Вместе с тем изменились также экономические отношения народа и духовенства. Раньше всё, что более богатые члены церкви жертвовали для общества, считалось исключительно фондом бедного народа. Потом из того же самого фонда начали выдавать всё большую часть в качестве платы для духовенства, а также на обеспечение потребностей церкви. Когда с начала четвёртого столетия христианство стало объявлено в Риме главенствующей религией, то есть единственной, признаваемой и поддерживаемой правительством, и преследования христиан закончились, богослужения перестали проводиться в подземельях или скромных комнатах, но ради них начали строить церкви, и всё более величественные. Расходы на это всё сильнее истощали фонд бедных.
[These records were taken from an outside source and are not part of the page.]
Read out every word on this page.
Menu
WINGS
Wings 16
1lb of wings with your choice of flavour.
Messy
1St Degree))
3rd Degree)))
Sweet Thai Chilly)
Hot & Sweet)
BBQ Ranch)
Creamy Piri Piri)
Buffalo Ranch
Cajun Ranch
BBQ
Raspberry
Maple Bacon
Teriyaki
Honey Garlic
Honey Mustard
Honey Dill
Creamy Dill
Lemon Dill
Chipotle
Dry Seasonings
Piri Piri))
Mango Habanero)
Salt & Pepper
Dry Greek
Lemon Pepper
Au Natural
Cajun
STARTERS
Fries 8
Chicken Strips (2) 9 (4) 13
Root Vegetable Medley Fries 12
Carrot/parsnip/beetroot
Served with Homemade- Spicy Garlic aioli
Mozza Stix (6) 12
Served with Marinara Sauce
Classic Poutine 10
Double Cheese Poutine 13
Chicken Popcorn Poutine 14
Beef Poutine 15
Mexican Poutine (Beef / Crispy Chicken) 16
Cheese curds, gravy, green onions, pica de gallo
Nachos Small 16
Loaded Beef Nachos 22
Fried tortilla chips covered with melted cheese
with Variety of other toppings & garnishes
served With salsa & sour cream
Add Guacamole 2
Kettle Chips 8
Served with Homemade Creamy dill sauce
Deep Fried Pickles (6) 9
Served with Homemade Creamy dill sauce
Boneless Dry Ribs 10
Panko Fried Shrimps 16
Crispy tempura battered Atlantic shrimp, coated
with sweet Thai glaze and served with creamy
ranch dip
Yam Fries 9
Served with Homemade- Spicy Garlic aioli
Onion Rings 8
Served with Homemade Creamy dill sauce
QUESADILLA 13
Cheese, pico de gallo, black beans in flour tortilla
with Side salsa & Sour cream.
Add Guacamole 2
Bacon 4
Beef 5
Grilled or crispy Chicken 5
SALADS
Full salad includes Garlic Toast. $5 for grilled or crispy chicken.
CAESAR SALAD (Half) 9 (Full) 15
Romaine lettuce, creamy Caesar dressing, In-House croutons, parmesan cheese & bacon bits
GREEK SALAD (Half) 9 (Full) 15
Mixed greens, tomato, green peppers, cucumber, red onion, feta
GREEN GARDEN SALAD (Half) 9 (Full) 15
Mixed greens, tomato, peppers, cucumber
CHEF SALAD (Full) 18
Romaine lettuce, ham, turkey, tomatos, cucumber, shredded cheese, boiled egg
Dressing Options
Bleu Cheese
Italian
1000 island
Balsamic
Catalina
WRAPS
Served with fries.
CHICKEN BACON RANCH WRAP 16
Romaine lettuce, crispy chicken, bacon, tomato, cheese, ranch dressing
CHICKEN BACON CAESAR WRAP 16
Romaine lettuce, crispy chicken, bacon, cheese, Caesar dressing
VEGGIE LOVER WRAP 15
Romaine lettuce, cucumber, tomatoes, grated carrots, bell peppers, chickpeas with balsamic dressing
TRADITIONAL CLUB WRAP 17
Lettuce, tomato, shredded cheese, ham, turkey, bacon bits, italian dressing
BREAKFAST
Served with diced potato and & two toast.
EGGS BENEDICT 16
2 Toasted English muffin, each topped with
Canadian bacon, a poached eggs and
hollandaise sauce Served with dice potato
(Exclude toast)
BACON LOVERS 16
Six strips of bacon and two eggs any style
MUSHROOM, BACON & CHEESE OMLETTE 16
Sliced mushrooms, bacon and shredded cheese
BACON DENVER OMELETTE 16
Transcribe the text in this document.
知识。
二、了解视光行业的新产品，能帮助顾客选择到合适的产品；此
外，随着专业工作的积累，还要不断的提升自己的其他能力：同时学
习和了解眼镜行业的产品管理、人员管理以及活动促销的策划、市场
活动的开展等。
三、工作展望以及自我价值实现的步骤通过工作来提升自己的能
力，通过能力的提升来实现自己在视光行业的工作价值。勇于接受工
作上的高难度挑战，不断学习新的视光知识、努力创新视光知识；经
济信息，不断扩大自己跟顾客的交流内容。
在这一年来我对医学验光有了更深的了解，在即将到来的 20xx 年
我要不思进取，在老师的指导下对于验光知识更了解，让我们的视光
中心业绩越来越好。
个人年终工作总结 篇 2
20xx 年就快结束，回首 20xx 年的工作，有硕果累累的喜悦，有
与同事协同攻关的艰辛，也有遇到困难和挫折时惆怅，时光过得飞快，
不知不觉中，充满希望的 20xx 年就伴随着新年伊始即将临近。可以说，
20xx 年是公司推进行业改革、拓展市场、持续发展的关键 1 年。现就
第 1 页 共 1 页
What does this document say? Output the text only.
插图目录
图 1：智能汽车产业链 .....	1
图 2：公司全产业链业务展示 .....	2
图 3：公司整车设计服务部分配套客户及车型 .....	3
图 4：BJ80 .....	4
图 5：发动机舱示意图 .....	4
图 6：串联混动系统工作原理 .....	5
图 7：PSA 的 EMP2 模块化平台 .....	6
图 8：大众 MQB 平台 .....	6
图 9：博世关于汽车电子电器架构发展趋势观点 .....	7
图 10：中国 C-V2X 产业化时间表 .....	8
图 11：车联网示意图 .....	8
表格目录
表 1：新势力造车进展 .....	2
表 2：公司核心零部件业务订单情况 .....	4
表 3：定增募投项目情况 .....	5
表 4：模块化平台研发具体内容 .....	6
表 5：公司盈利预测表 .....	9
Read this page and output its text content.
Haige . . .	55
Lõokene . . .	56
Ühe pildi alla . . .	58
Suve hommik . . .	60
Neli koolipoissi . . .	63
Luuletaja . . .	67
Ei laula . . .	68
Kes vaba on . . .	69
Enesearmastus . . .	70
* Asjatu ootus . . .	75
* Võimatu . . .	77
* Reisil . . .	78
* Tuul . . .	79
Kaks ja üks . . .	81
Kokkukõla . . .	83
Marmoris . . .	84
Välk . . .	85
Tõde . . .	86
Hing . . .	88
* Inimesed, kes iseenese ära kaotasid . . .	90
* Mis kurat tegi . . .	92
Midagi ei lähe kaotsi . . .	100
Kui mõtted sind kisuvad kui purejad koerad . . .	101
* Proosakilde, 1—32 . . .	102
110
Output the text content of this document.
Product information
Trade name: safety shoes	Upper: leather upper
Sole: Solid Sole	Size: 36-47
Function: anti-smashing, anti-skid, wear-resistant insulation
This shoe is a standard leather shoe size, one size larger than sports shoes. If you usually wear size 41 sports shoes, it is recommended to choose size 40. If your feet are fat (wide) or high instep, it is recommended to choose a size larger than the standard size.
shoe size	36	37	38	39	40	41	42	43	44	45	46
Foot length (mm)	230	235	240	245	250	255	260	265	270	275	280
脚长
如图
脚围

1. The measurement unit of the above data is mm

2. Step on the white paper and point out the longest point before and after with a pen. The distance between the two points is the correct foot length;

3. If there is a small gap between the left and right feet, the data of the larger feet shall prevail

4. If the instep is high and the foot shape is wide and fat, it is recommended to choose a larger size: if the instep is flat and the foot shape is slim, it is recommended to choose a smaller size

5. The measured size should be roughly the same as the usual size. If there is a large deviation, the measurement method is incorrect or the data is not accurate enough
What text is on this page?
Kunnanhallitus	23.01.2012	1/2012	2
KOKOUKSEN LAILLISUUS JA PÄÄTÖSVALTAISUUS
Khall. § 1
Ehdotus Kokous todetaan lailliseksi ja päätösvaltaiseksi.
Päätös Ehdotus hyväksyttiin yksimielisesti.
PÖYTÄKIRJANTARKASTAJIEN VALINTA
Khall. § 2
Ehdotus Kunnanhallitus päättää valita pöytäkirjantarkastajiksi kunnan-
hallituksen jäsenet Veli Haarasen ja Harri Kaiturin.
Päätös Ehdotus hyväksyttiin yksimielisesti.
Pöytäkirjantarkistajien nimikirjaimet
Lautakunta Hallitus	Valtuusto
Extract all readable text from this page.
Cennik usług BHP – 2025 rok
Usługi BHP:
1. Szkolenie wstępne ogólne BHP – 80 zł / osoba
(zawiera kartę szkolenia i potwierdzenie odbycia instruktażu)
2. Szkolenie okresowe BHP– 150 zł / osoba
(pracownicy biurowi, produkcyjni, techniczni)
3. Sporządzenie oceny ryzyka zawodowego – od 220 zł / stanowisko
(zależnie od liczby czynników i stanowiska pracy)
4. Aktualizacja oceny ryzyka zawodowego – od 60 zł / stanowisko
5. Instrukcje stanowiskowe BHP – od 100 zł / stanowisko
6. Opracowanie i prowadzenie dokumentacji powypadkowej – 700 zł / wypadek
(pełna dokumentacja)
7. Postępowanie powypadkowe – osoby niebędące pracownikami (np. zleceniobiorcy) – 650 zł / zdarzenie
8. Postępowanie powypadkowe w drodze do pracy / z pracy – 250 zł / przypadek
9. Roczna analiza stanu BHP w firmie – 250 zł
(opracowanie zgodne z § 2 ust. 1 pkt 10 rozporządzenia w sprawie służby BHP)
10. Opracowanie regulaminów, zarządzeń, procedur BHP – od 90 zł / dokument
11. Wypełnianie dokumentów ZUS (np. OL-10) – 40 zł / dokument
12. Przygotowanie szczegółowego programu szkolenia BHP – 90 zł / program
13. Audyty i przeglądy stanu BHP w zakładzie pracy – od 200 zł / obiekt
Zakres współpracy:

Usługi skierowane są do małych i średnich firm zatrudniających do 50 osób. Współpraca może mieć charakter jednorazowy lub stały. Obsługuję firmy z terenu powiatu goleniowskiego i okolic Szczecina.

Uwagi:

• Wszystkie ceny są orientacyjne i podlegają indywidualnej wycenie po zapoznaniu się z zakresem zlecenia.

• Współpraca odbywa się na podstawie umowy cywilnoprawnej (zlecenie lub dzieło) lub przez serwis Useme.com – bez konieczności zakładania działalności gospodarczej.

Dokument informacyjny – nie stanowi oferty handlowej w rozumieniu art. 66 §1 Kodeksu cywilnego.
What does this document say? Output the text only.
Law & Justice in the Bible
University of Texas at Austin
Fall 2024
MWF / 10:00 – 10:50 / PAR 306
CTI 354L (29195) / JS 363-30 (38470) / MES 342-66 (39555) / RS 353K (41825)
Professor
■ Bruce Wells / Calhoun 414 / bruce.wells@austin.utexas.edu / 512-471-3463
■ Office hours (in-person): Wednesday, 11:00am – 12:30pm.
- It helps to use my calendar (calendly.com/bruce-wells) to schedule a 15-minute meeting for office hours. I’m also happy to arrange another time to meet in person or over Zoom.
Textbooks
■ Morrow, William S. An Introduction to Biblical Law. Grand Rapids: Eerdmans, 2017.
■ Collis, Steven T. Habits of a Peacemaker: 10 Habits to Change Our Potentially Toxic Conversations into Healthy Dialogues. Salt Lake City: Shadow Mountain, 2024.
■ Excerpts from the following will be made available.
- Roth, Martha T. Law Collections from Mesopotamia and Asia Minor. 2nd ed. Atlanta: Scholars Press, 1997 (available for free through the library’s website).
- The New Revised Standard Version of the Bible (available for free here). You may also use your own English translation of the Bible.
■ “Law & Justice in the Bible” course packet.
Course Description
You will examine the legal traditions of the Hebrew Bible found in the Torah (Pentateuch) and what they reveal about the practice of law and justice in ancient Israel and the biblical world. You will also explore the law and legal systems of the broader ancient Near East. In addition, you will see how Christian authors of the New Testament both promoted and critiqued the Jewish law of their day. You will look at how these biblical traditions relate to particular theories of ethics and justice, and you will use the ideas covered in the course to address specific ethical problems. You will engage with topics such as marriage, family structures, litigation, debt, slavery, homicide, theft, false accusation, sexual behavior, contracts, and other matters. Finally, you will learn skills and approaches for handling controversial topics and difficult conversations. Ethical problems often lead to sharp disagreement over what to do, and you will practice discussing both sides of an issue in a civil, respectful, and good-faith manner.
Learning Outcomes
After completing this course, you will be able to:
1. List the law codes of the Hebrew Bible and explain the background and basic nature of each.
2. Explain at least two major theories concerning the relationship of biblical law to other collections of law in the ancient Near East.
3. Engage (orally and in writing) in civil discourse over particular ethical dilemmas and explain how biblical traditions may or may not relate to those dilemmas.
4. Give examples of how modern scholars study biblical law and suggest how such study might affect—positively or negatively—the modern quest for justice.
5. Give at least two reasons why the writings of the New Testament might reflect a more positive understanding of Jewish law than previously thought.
Уже в пятом столетии после Христа доходы церкви разделялись на четыре равные части, из которых одну забирал епископ, одну — остальное низшее духовенство, одна шла на строительство и поддержание церквей, и только одна четвёртая часть была предназначена на поддержание бедных. Весь бедный христианский народ вместе получал теперь столько же, сколько брал один епископ. А со временем вообще перестали выделять какую-либо оговорённую часть для бедных. Чем стремительнее высшее духовенство возносилось и росло в могуществе, тем скорее верующий народ утрачивал всякий контроль над имуществом и доходами церкви. Епископы давали бедным столько, сколько считали нужным. Народ теперь сам клянчил милостыню у своего собственного духовенства.
Но это ещё не всё. Сначала все дары христианских верующих в основном были добровольными, но со временем духовенство, особенно после того, как религия была признана государственной, начало требовать пожертвований принудительно от всех верующих, как богатых, так и бедных. В шестом столетии духовенством был учреждён особый церковный налог: десятина (то есть десятая часть урожая, десятая часть скота и т. д.). Этот налог упал новым ярмом на шею народа и в последующих Средневековье стал бичом божьим для бедных, выжимаемых крепостничеством крестьян. Десятина взималась с каждой пяди земли, со всех благ, и за господ должен был в кровавом поте отрабатывать её крепостной крестьянин. Теперь уже не только бедный люд не получал от церкви помощи и поддержки, но наоборот, церковь присоединилась к другим эксплуататорам и обирателям народа: к князьям, помещикам и ростовщикам.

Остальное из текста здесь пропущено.